SCO als Plattform für Multipolarität
Bei dem Gipfel betonte der russische Präsident Wladimir Putin die Entwicklung der Organisation von sechs Gründungsmitgliedern im Jahr 2001 zu, wie er es nannte, der größten regionalen Vereinigung der Welt. Er erklärte, dass sich die SCO in den vergangenen 25 Jahren zu einem unabhängigen und einflussreichen Zentrum der sich herausbildenden multipolaren Welt entwickelt habe.
Seit ihrer Gründung ist die SCO über ihre ursprünglichen sechs Mitglieder hinausgewachsen und hat Länder wie Iran, Pakistan und Indien aufgenommen — Diese Expansion spiegelt die zunehmende Bedeutung der Organisation wider und zeigt ihre Rolle als Alternative zu westlich dominierten globalen Strukturen.
Geopolitisches Gleichgewicht in Zentralasien
Kasachstan steht vor der Herausforderung, Beziehungen zu Nachbarstaaten wie Russland und China auszubalancieren, während es gleichzeitig Kontakte zu Europa und den USA unterhält; Shairbek Dzhuraev, Präsident des Think Tanks Crossroads Central Asia, betonte, dass der Gipfel zur richtigen Zeit stattfand, da Schlüsselmitglieder geopolitische Spannungen durchlaufen.
Kasachstans multivectorige Außenpolitik hat es ermöglicht, enge Beziehungen zu Russland zu unterhalten, wirtschaftliche Verbindungen zu China aufzubauen und gleichzeitig Kontakte nach Europa und Washington zu halten. Aufgrund seiner landgebundenen Lage und seiner Abhängigkeit von Transportrouten und importierter Energie bleibt die kasachstanische Wirtschaft jedoch anfällig für externe Schocks.
Dzhuraev betonte, dass Kasachstans geopolitisches Schwachpunkt in seiner Abhängigkeit von Transportrouten, Energie und wirtschaftlichen Beziehungen liegt; Diese Abhängigkeit macht die Diversifizierung zu einem kritischen wirtschaftlichen und strategischen Ziel.

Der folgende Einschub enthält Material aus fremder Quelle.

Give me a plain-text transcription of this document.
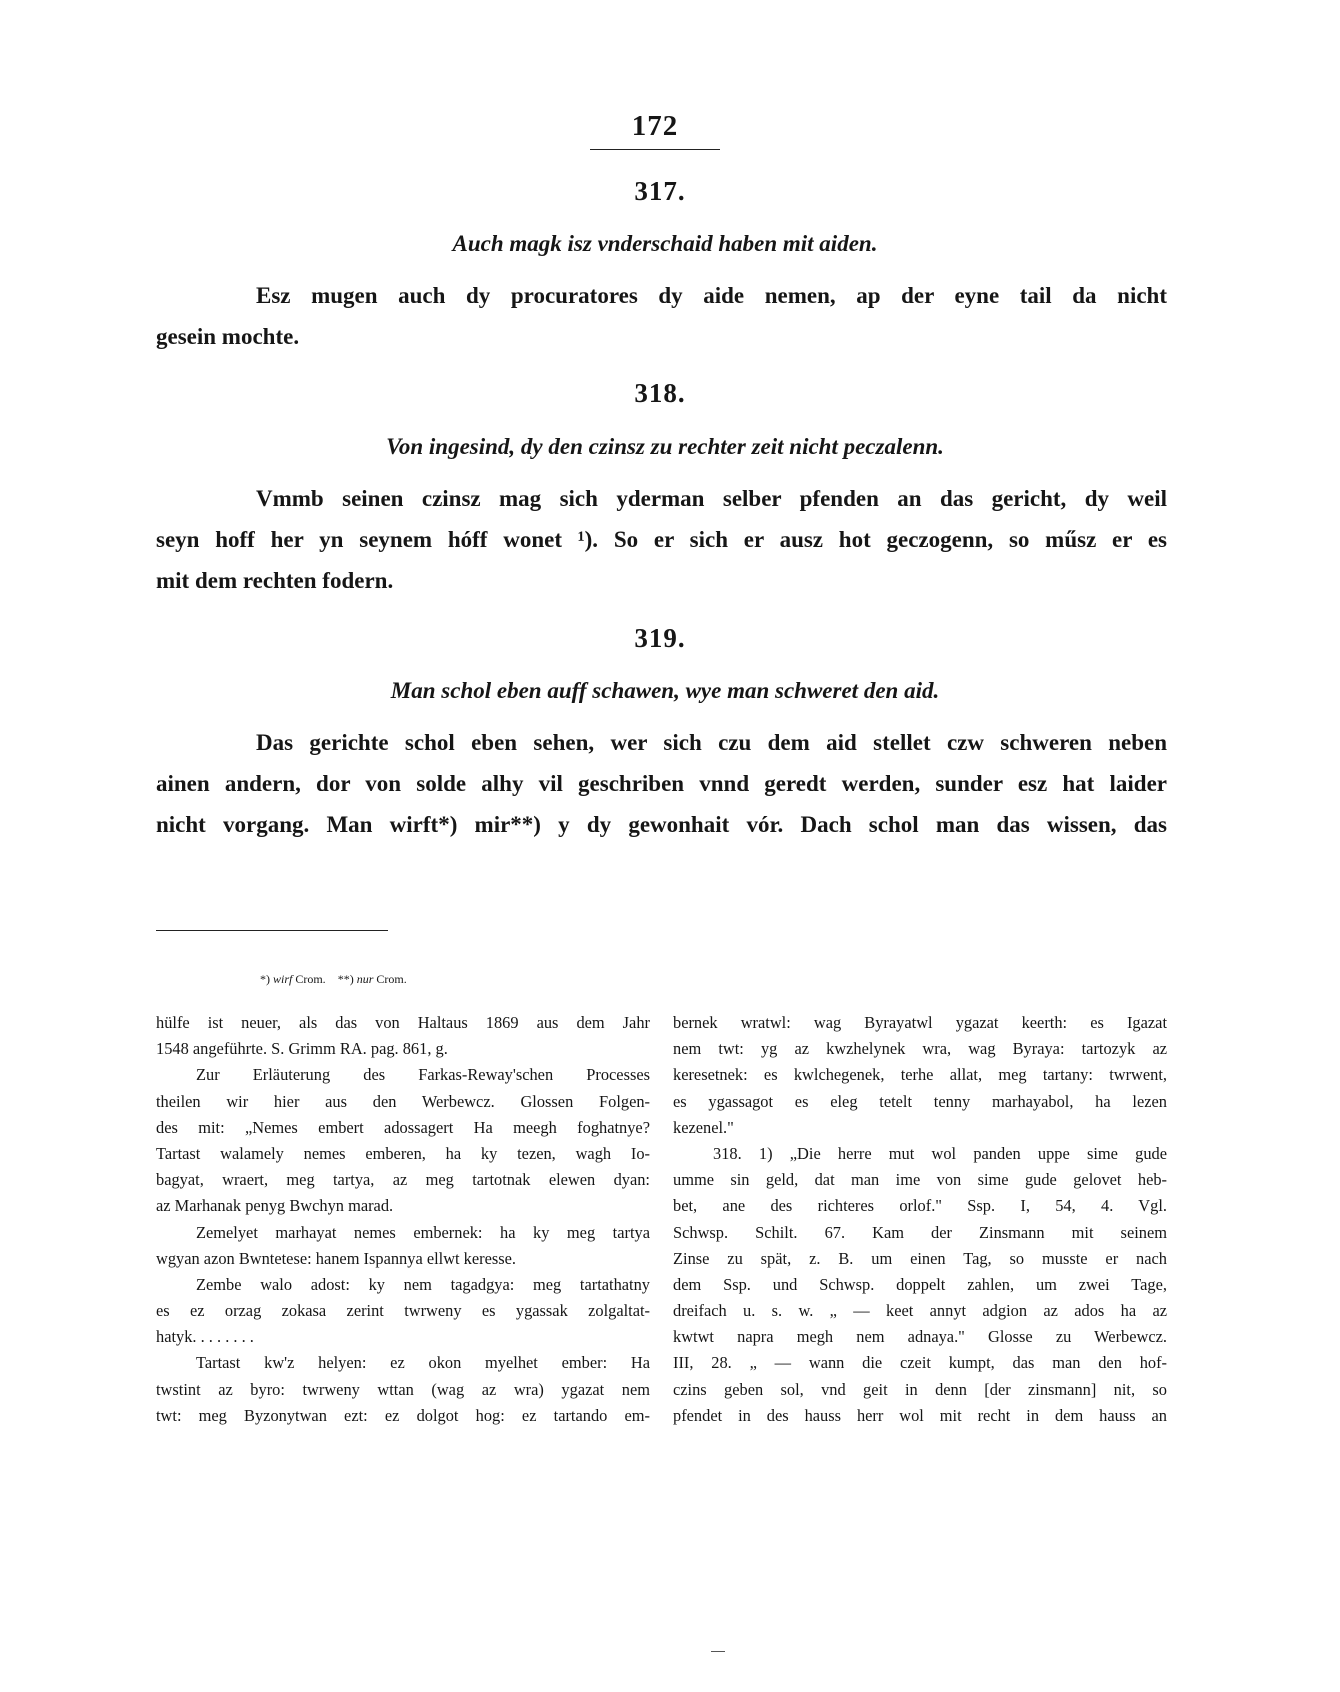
172
317.
Auch magk isz vnderschaid haben mit aiden.
Esz mugen auch dy procuratores dy aide nemen, ap der eyne tail da nicht
gesein mochte.
318.
Von ingesind, dy den czinsz zu rechter zeit nicht peczalenn.
Vmmb seinen czinsz mag sich yderman selber pfenden an das gericht, dy weil
seyn hoff her yn seynem hóff wonet ¹). So er sich er ausz hot geczogenn, so műsz er es
mit dem rechten fodern.
319.
Man schol eben auff schawen, wye man schweret den aid.
Das gerichte schol eben sehen, wer sich czu dem aid stellet czw schweren neben
ainen andern, dor von solde alhy vil geschriben vnnd geredt werden, sunder esz hat laider
nicht vorgang. Man wirft*) mir**) y dy gewonhait vór. Dach schol man das wissen, das
*) wirf Crom. **) nur Crom.
hülfe ist neuer, als das von Haltaus 1869 aus dem Jahr
1548 angeführte. S. Grimm RA. pag. 861, g.
Zur Erläuterung des Farkas-Reway'schen Processes
theilen wir hier aus den Werbewcz. Glossen Folgen-
des mit: „Nemes embert adossagert Ha meegh foghatnye?
Tartast walamely nemes emberen, ha ky tezen, wagh Io-
bagyat, wraert, meg tartya, az meg tartotnak elewen dyan:
az Marhanak penyg Bwchyn marad.
Zemelyet marhayat nemes embernek: ha ky meg tartya
wgyan azon Bwntetese: hanem Ispannya ellwt keresse.
Zembe walo adost: ky nem tagadgya: meg tartathatny
es ez orzag zokasa zerint twrweny es ygassak zolgaltat-
hatyk. . . . . . . .
Tartast kw'z helyen: ez okon myelhet ember: Ha
twstint az byro: twrweny wttan (wag az wra) ygazat nem
twt: meg Byzonytwan ezt: ez dolgot hog: ez tartando em-
bernek wratwl: wag Byrayatwl ygazat keerth: es Igazat
nem twt: yg az kwzhelynek wra, wag Byraya: tartozyk az
keresetnek: es kwlchegenek, terhe allat, meg tartany: twrwent,
es ygassagot es eleg tetelt tenny marhayabol, ha lezen
kezenel."
318. 1) „Die herre mut wol panden uppe sime gude
umme sin geld, dat man ime von sime gude gelovet heb-
bet, ane des richteres orlof." Ssp. I, 54, 4. Vgl.
Schwsp. Schilt. 67. Kam der Zinsmann mit seinem
Zinse zu spät, z. B. um einen Tag, so musste er nach
dem Ssp. und Schwsp. doppelt zahlen, um zwei Tage,
dreifach u. s. w. „ — keet annyt adgion az ados ha az
kwtwt napra megh nem adnaya." Glosse zu Werbewcz.
III, 28. „ — wann die czeit kumpt, das man den hof-
czins geben sol, vnd geit in denn [der zinsmann] nit, so
pfendet in des hauss herr wol mit recht in dem hauss an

Rollen und diplomatische Spannungen Irans
Die Teilnahme Irans am Gipfel zog unmittelbar Aufmerksamkeit auf die diplomatischen und wirtschaftlichen Herausforderungen des Landes. Der iranische Präsident Masoud Pezeshkian nutzte die Gelegenheit, um die USA zu bitten, sich an ihre Verpflichtungen aus dem Islamabad-Memorandum of Understanding (MoU) vom Juni zu halten. Das Abkommen, das aufgrund gegenseitiger Anschuldigungen von Verletzungen zusammenbrach, bleibt ein Schwerpunkt für diplomatische Lösungen.
Der iranische Außenminister Abbas Araghchi forderte Washington ebenfalls dazu auf, sich an die Bedingungen des MoU zu halten, und betonte, dass dies helfen könnte, diplomatische Beziehungen wiederherzustellen. Der SCO-Gipfel bot Iran zudem die Gelegenheit, sich im multilateralen Rahmen direkt an die USA zu wenden.
Washington hat Sanktionen gegen Iran erneuert und droht mit Strafen für Unternehmen, die mit dem Land Geschäfte machen; Für Zentralasien, insbesondere für Länder mit starken Beziehungen zu Russland und China, ist die Einhaltung dieser Sanktionen aufgrund enger wirtschaftlicher Verbindungen schwierig.
Dzhuraev äußerte Zweifel daran, inwieweit Länder wie Kasachstan Sanktionen vollständig einhalten können, da China und andere bereits als einseitig bezeichnete Maßnahmen abgelehnt haben; Die wirtschaftliche Wechselbeziehung zwischen Zentralasien und seinen Handelspartnern macht es unwahrscheinlich, dass diese Beziehungen vollständig abgebrochen werden.